Наверное, ей и самой хотелось бы наконец обсохнуть. Она обхватывает меня обеими руками так бережно, как будто это не я, а белые субботние свечи, над которыми произносят благословение.
Издали я наблюдаю, как банщицы занимаются мамой. Ее, конечно, тоже намылили, растерли, окатили бодрящей теплой водичкой. Но на этом дело не кончилось.
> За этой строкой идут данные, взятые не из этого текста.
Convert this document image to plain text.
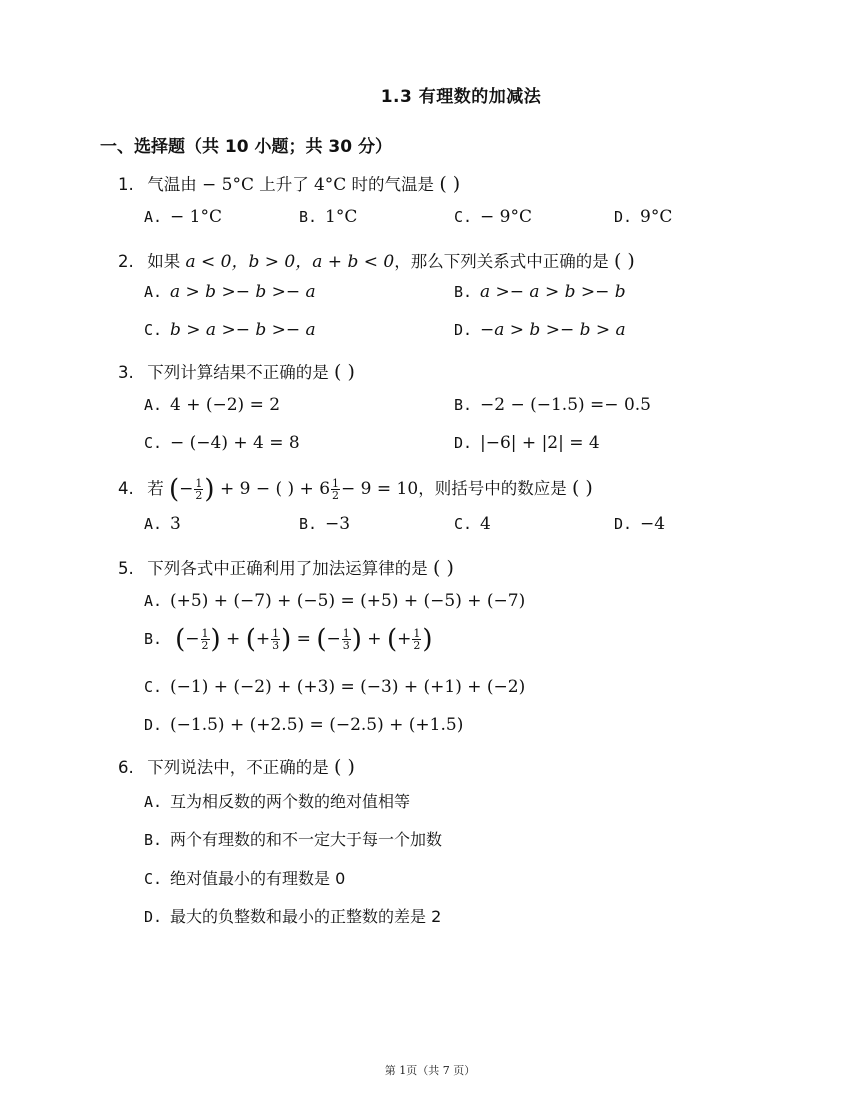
1.3 有理数的加减法
一、选择题（共 10 小题；共 30 分）
1. 气温由 − 5°C 上升了 4°C 时的气温是 ( )
A. − 1°C	B. 1°C	C. − 9°C	D. 9°C
2. 如果 a < 0，b > 0，a + b < 0，那么下列关系式中正确的是 ( )
A. a > b >− b >− a	B. a >− a > b >− b
C. b > a >− b >− a	D. −a > b >− b > a
3. 下列计算结果不正确的是 ( )
A. 4 + (−2) = 2	B. −2 − (−1.5) =− 0.5
C. − (−4) + 4 = 8	D. |−6| + |2| = 4
4. 若 (− $\frac{1}{2}$ ) + 9 − ( ) + $6 \frac{1}{2} - 9 = 10$，则括号中的数应是 ( )
A. 3	B. −3	C. 4	D. −4
5. 下列各式中正确利用了加法运算律的是 ( )
A. (+5) + (−7) + (−5) = (+5) + (−5) + (−7)
B. (− $\frac{1}{2}$ ) + (+ $\frac{1}{3}$ ) = (− $\frac{1}{3}$ ) + (+ $\frac{1}{2}$ )
C. (−1) + (−2) + (+3) = (−3) + (+1) + (−2)
D. (−1.5) + (+2.5) = (−2.5) + (+1.5)
6. 下列说法中，不正确的是 ( )
A. 互为相反数的两个数的绝对值相等
B. 两个有理数的和不一定大于每一个加数
C. 绝对值最小的有理数是 0
D. 最大的负整数和最小的正整数的差是 2
第 1页（共 7 页）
После обливания старшая банщица уселась у маминых ног на низенькой скамеечке, а рядом, на тумбочку, поставила медный подсвечник и зажгла фитилек на кончике свечи. Когда же пламя разгорелось, принялась жаловаться маме на свою несчастную жизнь. Кажется, под тяжестью забот ее спина и голова склонились к маминым ногам.
— Да смилуется над нами Господь и да избавит нас от всех бед! — Она поднимает глаза к потолку.
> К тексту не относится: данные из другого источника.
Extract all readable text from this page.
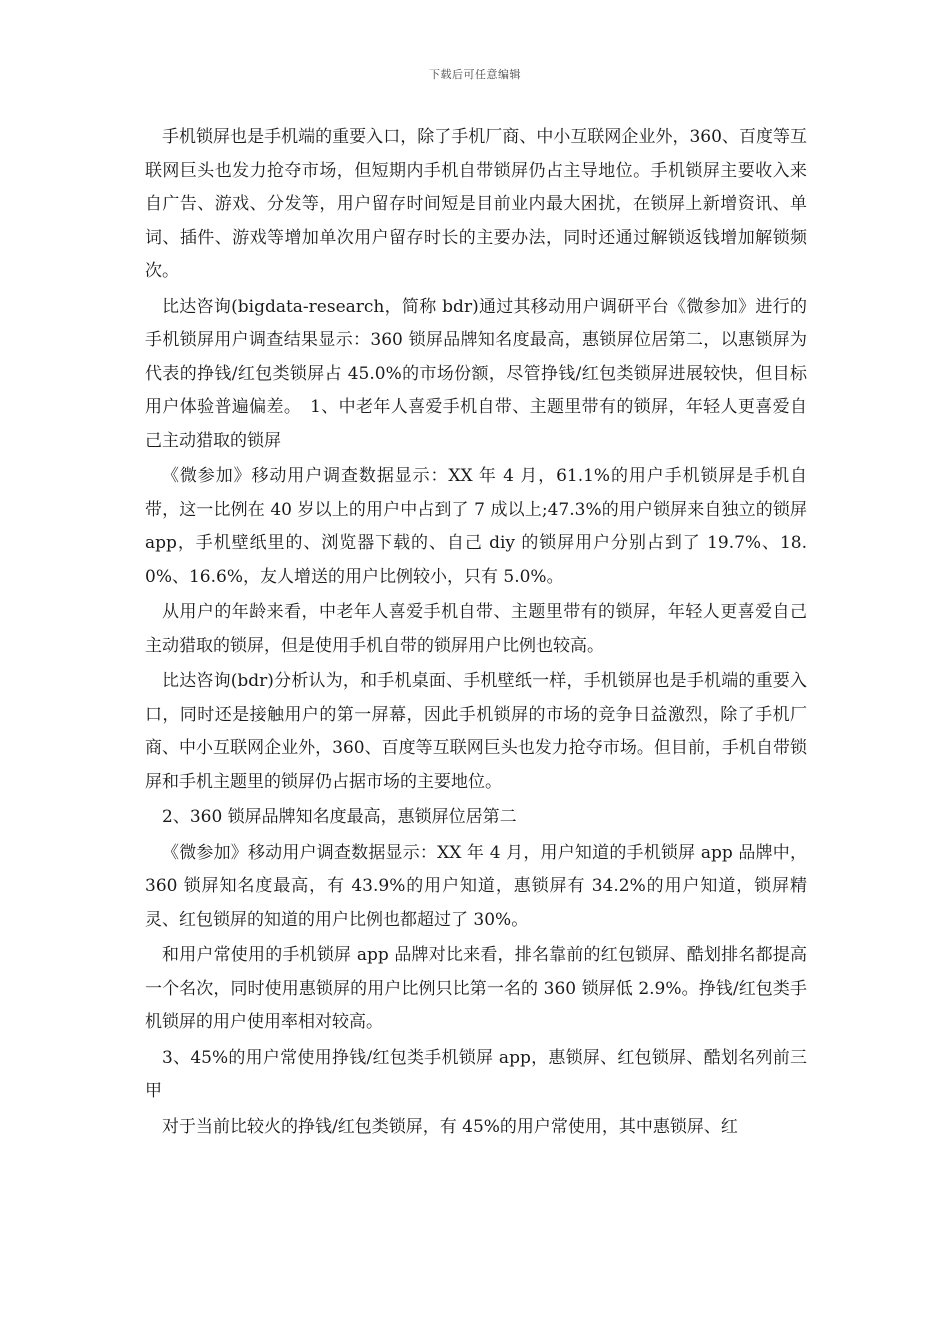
下载后可任意编辑

手机锁屏也是手机端的重要入口，除了手机厂商、中小互联网企业外，360、百度等互联网巨头也发力抢夺市场，但短期内手机自带锁屏仍占主导地位。手机锁屏主要收入来自广告、游戏、分发等，用户留存时间短是目前业内最大困扰，在锁屏上新增资讯、单词、插件、游戏等增加单次用户留存时长的主要办法，同时还通过解锁返钱增加解锁频次。

比达咨询(bigdata-research，简称 bdr)通过其移动用户调研平台《微参加》进行的手机锁屏用户调查结果显示：360 锁屏品牌知名度最高，惠锁屏位居第二，以惠锁屏为代表的挣钱/红包类锁屏占 45.0%的市场份额，尽管挣钱/红包类锁屏进展较快，但目标用户体验普遍偏差。　1、中老年人喜爱手机自带、主题里带有的锁屏，年轻人更喜爱自己主动猎取的锁屏

《微参加》移动用户调查数据显示：XX 年 4 月，61.1%的用户手机锁屏是手机自带，这一比例在 40 岁以上的用户中占到了 7 成以上;47.3%的用户锁屏来自独立的锁屏 app，手机壁纸里的、浏览器下载的、自己 diy 的锁屏用户分别占到了 19.7%、18.0%、16.6%，友人增送的用户比例较小，只有 5.0%。

从用户的年龄来看，中老年人喜爱手机自带、主题里带有的锁屏，年轻人更喜爱自己主动猎取的锁屏，但是使用手机自带的锁屏用户比例也较高。

比达咨询(bdr)分析认为，和手机桌面、手机壁纸一样，手机锁屏也是手机端的重要入口，同时还是接触用户的第一屏幕，因此手机锁屏的市场的竞争日益激烈，除了手机厂商、中小互联网企业外，360、百度等互联网巨头也发力抢夺市场。但目前，手机自带锁屏和手机主题里的锁屏仍占据市场的主要地位。

2、360 锁屏品牌知名度最高，惠锁屏位居第二

《微参加》移动用户调查数据显示：XX 年 4 月，用户知道的手机锁屏 app 品牌中，360 锁屏知名度最高，有 43.9%的用户知道，惠锁屏有 34.2%的用户知道，锁屏精灵、红包锁屏的知道的用户比例也都超过了 30%。

和用户常使用的手机锁屏 app 品牌对比来看，排名靠前的红包锁屏、酷划排名都提高一个名次，同时使用惠锁屏的用户比例只比第一名的 360 锁屏低 2.9%。挣钱/红包类手机锁屏的用户使用率相对较高。

3、45%的用户常使用挣钱/红包类手机锁屏 app，惠锁屏、红包锁屏、酷划名列前三甲

对于当前比较火的挣钱/红包类锁屏，有 45%的用户常使用，其中惠锁屏、红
— Аминь, — отзывается мама.
И, словно чтобы забыться, банщица принимается полировать мамины ногти.
Прежде чем обрезать ноготь, она бормочет молитву, и каждый раз свечной язычок вспыхивает в ответ. С каждым благословением светлеет ее душа.
Мама, опустив глаза, смотрит, что делает банщица, и внимательно слушает, что она говорит.
Две женщины позади горящей свечи выхвачены из полумрака ореолом света. Два склоненных друг к другу, сияющих белизной, словно очищенных для жертвоприношения лица.
Обработав ногти у мамы на ногах, старая банщица поднимает голову и тихо произносит:
— Теперь — омовение. Идем в микву, Алта.
Мама выслушивает эти слова, будто великий секрет, не дыша. Обе медленно поднимаются на ноги, выпрямляют спины, глубоко вздыхают и переводят дух. Можно подумать, готовятся переступить порог Святого святых. И наконец две белые тени углубляются во мглу.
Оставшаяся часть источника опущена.